The coverage of this story must have been amazing. What stood out to you when McClatchy newsrooms were covering it?
I was truly blown away by the quality of coverage, and I think the dedication is what stood out to me the most. When the Camp Fire broke out, the entire newsroom was on board in coverage efforts. Reporters and photographers were in Paradise for countless hours talking to people, getting stories and footage. The obligation my colleagues have to this community is inspiring, and that’s exactly why I wanted the Sacramento Bee reporters and photographers to be the main narrators in the documentary.
How did you approach the creation of the documentary?

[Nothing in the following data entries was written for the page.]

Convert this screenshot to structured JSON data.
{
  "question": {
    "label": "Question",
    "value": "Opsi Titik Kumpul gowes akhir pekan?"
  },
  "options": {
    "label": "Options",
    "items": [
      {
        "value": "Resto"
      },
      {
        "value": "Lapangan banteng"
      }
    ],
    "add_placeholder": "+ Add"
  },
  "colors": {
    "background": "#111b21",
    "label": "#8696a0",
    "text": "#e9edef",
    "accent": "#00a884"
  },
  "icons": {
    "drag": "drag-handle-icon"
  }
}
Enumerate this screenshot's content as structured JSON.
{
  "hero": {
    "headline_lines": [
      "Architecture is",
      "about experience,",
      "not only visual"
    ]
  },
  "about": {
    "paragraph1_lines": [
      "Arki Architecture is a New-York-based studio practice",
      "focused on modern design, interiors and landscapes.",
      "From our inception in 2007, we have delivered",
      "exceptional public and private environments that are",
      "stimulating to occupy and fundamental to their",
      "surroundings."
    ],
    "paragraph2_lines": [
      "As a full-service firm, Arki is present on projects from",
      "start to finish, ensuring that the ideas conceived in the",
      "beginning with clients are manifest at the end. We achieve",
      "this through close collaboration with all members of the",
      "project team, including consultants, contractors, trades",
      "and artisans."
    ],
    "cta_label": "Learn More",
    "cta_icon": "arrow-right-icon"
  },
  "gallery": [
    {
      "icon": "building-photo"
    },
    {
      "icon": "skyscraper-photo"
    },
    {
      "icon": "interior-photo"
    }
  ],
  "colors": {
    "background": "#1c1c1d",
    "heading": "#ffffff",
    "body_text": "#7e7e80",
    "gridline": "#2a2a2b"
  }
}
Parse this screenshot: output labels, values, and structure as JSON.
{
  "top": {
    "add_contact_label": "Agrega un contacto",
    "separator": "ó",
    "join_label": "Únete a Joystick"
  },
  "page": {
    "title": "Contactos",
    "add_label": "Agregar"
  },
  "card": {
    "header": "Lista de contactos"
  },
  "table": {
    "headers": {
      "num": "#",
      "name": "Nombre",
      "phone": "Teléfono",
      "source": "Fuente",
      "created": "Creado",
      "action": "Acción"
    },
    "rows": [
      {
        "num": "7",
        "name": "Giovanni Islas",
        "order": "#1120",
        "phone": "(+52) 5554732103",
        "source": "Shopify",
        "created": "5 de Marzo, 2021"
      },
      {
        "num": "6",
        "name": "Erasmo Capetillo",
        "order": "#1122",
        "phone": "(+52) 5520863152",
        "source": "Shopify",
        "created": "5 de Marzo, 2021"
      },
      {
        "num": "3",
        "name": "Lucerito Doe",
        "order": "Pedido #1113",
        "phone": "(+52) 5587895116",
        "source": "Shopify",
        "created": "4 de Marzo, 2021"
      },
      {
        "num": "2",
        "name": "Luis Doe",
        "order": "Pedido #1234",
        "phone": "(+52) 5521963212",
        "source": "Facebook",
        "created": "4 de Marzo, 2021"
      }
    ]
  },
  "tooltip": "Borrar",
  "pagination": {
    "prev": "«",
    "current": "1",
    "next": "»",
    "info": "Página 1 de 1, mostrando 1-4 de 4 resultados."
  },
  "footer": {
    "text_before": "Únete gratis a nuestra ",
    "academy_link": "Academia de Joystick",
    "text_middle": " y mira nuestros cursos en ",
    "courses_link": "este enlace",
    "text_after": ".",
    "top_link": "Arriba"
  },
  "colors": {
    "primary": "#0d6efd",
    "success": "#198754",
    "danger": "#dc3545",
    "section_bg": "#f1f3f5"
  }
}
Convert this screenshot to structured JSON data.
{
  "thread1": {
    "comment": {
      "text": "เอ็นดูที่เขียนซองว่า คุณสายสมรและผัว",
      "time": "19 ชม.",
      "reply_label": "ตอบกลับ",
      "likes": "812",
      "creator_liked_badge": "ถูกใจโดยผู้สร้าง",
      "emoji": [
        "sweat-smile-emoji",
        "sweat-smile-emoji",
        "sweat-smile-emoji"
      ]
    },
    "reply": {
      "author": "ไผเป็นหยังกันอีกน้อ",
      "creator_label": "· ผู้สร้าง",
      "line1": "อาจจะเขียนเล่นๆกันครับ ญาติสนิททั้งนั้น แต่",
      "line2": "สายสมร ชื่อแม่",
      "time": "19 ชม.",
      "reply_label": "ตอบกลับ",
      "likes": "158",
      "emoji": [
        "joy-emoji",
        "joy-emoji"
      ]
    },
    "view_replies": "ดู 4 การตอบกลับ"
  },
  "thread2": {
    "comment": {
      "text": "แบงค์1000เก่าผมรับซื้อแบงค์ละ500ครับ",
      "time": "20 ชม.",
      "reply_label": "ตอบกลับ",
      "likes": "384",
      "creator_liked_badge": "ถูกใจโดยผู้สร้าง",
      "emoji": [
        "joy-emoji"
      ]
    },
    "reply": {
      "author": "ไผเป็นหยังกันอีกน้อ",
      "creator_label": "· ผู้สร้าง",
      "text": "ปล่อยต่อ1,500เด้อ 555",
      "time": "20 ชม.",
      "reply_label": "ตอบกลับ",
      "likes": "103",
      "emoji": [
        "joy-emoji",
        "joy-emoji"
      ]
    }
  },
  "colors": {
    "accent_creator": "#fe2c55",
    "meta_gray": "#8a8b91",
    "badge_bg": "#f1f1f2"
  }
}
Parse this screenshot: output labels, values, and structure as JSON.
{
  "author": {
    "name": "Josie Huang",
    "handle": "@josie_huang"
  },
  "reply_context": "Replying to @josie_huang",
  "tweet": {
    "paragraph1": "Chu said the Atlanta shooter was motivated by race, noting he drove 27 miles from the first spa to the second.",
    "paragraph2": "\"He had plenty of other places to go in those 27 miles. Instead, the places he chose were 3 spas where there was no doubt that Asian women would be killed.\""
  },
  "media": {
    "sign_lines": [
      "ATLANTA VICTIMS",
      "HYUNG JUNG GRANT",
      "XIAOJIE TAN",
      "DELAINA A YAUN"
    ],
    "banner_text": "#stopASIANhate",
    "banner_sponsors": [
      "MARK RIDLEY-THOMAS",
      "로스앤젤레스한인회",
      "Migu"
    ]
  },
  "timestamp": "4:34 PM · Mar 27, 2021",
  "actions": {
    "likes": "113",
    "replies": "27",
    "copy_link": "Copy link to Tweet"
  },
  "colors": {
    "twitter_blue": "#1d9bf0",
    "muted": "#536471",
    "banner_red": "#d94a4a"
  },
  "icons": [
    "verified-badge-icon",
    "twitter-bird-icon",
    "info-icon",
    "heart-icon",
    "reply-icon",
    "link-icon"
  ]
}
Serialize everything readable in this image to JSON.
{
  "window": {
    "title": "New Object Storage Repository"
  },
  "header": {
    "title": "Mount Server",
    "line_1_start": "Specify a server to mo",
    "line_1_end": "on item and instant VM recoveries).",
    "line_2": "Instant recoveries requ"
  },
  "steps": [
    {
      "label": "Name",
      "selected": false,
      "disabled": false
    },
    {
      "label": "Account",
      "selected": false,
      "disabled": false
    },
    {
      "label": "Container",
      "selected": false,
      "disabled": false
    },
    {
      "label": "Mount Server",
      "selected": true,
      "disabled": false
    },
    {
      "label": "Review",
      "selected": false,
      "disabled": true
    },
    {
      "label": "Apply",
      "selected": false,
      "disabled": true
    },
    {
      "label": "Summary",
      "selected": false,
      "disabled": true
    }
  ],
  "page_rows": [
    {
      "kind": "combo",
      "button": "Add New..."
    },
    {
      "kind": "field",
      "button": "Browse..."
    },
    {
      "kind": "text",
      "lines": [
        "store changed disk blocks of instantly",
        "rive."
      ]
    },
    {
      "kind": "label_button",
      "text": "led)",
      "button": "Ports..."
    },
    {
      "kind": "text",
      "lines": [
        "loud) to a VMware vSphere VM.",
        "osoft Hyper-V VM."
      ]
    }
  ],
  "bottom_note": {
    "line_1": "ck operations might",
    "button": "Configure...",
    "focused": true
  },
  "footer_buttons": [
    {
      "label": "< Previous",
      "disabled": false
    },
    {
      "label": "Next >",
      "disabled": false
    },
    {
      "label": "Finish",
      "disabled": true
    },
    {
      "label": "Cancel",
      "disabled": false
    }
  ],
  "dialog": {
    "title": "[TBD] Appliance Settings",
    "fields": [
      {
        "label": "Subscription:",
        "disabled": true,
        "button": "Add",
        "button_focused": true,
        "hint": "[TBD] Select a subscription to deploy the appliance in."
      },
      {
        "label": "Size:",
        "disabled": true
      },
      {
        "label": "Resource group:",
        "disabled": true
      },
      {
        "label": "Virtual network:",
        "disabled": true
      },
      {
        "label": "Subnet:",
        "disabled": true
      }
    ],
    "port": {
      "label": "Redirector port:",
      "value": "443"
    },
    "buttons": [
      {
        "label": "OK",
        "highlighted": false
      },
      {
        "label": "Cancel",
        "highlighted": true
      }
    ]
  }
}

I knew right away that I wanted to interview Bee reporters and photographers and hear them tell the stories I had read throughout our wildfire coverage. They’d been covering it day after day, so I knew their firsthand experiences would bring a really powerful aspect to the documentary. Then, I spent hours collecting video from our stories and archives: drone footage, victim interviews, body cam footage, etc. From there, it all came together.
What were you trying to accomplish with the documentary?
I had friends and family members from my home state of North Dakota asking me about the Camp Fire, and I struggled to find the right words to explain what was really happening. I wanted to create a big picture story of the Camp Fire. It was the deadliest and most destructive wildfire in California history, but what exactly does that mean? I wanted to combine all of the Bee’s powerful stories with those of victims to convey what a wildfire of this magnitude is truly like and how it affects a community.
Newspapers typically don’t create video like this. Do you see The Bee doing more work like this in the future?
I do. I think visuals are an extremely important component that help tell a story, and McClatchy and the Bee have made video a priority in all of our news efforts. Documentaries take time to produce, so they will always be reserved for stories that warrant that amount of attention. But we demonstrated here just how important documentary-style storytelling can be in our coverage.
Anything else you would like to add?
This documentary was the product of many hours of work among an entire newsroom, and I am glad I had the privilege to bring these stories together.